Dhahran, in Saudi Arabia’s Eastern Province, has added importance as the site of this act of political violence because it is where most of the country’s Shiite Muslims live. The Shiites are particularly unhappy with their lot as a despised minority in Saudi society. They are closely linked by blood, family and clan ties with the Shiite majority on the island of Bahrain 50 miles away--a group that is even more alienated by its second-class status and is engaged in an active revolt against the Bahraini ruling family, which is staunchly supported by the Saudi royals. Bahrain also is the site of a major U.S. naval installation.

Whether or not the Shiites are linked to the Dhahran bombing, the region will continue to be an exceptionally sensitive and volatile one, and the U.S. will increasingly figure in the conflict. The U.S. military presence can indeed protect these Gulf states against Iraqi or Iranian military attack, but it can do almost nothing to protect the local regimes from their own people. The most the U.S. can do is urge that long-overdue political and social reforms be implemented in the hope of reducing the ground for domestic opposition.

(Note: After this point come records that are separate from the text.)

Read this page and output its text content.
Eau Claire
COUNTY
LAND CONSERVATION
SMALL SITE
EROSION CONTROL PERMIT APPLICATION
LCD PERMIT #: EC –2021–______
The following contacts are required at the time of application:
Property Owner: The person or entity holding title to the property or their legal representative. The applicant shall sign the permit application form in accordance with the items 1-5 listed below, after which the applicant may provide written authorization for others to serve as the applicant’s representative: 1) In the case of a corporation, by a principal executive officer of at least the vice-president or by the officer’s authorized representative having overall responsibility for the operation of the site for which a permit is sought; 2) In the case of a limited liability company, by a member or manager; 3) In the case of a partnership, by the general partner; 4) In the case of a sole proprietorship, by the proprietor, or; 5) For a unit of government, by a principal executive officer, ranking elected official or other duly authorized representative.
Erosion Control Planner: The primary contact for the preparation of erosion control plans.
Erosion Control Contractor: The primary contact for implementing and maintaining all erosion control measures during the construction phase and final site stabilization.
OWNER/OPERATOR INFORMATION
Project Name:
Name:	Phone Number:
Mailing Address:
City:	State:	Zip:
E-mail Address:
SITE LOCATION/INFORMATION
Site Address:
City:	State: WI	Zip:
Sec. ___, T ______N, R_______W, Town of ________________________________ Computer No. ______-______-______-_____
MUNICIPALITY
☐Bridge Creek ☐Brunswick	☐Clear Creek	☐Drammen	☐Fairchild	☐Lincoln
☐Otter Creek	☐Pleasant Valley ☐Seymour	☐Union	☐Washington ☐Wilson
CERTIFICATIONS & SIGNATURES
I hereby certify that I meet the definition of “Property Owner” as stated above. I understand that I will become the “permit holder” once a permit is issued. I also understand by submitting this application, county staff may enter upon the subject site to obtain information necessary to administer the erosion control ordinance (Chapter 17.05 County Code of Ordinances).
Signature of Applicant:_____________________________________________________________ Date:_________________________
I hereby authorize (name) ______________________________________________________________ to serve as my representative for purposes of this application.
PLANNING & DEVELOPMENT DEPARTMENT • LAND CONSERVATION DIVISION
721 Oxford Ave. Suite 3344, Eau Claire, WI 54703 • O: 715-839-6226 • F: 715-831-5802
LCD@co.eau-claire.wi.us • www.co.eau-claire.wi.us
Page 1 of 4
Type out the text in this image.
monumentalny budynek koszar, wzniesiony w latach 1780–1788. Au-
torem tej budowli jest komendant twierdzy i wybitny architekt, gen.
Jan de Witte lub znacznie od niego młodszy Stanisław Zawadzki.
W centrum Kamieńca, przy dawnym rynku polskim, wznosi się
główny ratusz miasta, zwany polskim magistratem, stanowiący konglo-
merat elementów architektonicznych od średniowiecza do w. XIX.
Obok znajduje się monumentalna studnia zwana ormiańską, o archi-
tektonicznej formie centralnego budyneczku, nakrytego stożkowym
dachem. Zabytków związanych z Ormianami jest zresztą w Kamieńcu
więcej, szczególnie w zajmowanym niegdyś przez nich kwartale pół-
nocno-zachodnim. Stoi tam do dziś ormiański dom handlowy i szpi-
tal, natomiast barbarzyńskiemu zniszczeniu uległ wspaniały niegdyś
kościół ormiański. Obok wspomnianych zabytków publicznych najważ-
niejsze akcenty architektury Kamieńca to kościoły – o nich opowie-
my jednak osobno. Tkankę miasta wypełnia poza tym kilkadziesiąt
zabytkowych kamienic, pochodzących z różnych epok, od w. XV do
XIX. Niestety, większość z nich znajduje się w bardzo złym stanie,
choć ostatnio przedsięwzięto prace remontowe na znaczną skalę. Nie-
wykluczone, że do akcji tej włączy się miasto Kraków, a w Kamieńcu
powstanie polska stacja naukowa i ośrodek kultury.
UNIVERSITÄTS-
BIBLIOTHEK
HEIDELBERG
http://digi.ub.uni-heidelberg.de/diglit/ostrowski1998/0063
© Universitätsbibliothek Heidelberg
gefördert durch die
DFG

Yes, a terrorism problem exists, but it will not do to ignore the broader political picture. The bombers must be tracked down, but can we write off the problem with the dangerously limited diagnosis and prescription of just “fighting terrorism”? Foreign enemies of Bahrain or Saudi Arabia, such as Iraq or Iran, will indeed be tempted to fish in these troubled waters, but the universal and self-serving temptation will be to point the finger at foreign agitation for the source of domestic troubles. A much deeper look is required about where the future of the Persian Gulf is heading, what the U.S. presence represents--both positive and negative--to the people who live there, what the risks are to oil (if any) and what U.S. military power really can do when confronted with basically internal discontents.